RH: It makes a lot of sense, but I don’t know when it will happen. There are pros and cons to both sides. In a business with national and international scope, it’s not as if we don’t know what federal regulation is like–we deal with ERISA plans, variable products with SEC and NASD oversights–so the concept makes sense.

But the challenge is you don’t know what a federal regulator will look like. Some say that speed to market is an argument for a federal regulator, but it’s possible it could slow down speed to market.

We’re not campaigning for federal regulation because we’re regulated by strong insurance commissioners. Basically we’re following the ACLI’s approach.

SP: Do you see much more consolidation in the industry in the next 3-5 years?
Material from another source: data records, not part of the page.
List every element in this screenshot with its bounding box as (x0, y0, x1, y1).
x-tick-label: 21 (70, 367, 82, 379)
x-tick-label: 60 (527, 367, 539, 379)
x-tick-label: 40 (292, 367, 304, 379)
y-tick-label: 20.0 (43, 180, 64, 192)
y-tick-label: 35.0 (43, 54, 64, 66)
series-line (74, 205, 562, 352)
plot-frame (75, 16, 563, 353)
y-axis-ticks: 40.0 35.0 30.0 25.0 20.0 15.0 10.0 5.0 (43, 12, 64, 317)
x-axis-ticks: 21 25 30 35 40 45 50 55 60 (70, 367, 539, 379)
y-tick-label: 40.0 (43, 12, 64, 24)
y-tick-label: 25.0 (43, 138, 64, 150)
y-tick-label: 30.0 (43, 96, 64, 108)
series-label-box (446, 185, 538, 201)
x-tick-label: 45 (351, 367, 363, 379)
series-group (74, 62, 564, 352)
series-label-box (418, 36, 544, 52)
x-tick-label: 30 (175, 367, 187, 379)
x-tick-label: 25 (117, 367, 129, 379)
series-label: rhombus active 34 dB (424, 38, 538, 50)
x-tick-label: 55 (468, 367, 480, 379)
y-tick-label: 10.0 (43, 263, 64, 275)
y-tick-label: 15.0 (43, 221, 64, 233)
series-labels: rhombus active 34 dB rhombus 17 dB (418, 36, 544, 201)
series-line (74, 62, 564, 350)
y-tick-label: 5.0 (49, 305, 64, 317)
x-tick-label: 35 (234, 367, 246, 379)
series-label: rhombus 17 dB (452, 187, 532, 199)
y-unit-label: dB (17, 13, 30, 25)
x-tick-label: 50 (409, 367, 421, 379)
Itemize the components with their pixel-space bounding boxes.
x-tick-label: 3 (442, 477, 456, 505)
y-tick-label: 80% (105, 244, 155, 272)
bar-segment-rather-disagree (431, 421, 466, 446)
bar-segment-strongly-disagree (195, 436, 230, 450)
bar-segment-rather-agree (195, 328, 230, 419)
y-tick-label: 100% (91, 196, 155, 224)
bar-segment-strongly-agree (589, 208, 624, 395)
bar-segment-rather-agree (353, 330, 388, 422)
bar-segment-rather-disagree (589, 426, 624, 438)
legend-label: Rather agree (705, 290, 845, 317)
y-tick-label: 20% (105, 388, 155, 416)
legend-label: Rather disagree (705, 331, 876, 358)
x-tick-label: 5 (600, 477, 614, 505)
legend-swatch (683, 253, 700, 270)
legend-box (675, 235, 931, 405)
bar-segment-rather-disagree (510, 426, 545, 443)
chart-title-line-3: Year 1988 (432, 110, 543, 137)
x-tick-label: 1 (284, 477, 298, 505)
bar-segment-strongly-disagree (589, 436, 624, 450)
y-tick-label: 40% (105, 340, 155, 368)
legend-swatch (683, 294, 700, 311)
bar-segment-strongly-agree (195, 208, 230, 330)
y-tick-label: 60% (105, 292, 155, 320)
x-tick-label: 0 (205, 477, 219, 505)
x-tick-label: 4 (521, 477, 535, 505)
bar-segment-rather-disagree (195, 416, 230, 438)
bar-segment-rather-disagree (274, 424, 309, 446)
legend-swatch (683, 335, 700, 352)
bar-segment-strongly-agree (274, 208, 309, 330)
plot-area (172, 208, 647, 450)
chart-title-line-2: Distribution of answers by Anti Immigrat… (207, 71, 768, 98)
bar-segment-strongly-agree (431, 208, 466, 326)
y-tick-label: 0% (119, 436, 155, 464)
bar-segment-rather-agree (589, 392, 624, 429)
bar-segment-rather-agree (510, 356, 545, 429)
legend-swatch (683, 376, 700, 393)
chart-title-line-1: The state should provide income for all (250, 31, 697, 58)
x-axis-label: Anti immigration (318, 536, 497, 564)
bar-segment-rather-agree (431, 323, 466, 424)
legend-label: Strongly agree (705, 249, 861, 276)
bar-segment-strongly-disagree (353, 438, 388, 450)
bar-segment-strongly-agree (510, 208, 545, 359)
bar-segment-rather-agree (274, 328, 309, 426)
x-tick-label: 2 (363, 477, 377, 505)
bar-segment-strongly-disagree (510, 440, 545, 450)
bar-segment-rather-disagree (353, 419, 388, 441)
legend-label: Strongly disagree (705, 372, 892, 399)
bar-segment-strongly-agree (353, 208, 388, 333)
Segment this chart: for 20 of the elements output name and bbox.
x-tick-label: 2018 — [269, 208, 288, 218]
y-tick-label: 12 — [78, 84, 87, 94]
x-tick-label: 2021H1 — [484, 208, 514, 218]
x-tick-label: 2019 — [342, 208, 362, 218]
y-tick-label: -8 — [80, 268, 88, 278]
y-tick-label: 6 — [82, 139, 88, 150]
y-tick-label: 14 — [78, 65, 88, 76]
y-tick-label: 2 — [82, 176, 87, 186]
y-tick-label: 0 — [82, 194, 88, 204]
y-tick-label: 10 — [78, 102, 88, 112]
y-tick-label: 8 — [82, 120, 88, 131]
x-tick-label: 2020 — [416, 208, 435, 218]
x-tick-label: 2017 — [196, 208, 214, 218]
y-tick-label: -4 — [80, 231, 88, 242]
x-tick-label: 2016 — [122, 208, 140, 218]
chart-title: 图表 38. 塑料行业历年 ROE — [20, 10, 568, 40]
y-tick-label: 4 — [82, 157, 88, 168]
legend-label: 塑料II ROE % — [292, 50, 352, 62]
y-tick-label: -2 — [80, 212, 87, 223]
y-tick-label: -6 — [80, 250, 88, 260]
RH: I do, but maybe somewhat differently. People usually think of consolidation in terms of whole companies, but there are other ways to consolidate–acquiring blocks of business, for example. We bought John Hancock’s group life insurance business and TIAA-CREF’s long term care business. I see a lot of opportunity in this space.

SP: Your thoughts on life settlements?

RH: This is a tremendously important issue for the industry and potentially devastating. It perverts what life insurance is all about and because of that, could have negative effects on the tax treatment of life insurance. It certainly would have negative effects on the pricing of products and could make it impossible for consumers to even afford life insurance.

Any time that Wall Street gets into the business of selecting out of the general insurance pool certain liabilities and then packaging them in such a way that investors are looking at the present value of death benefit and turning that into an investment which carries with it the fact that the government has been giving certain tax preferences to life insurance for societal good–then those societal reasons are down the tube.

I get crazy about this because you have a society that is underinsured.

As soon as the whole structure around life insurance is something that can be levered by Wall Street as a securitized investment then life insurance is in terrific danger. We’re against it in every way, shape and form.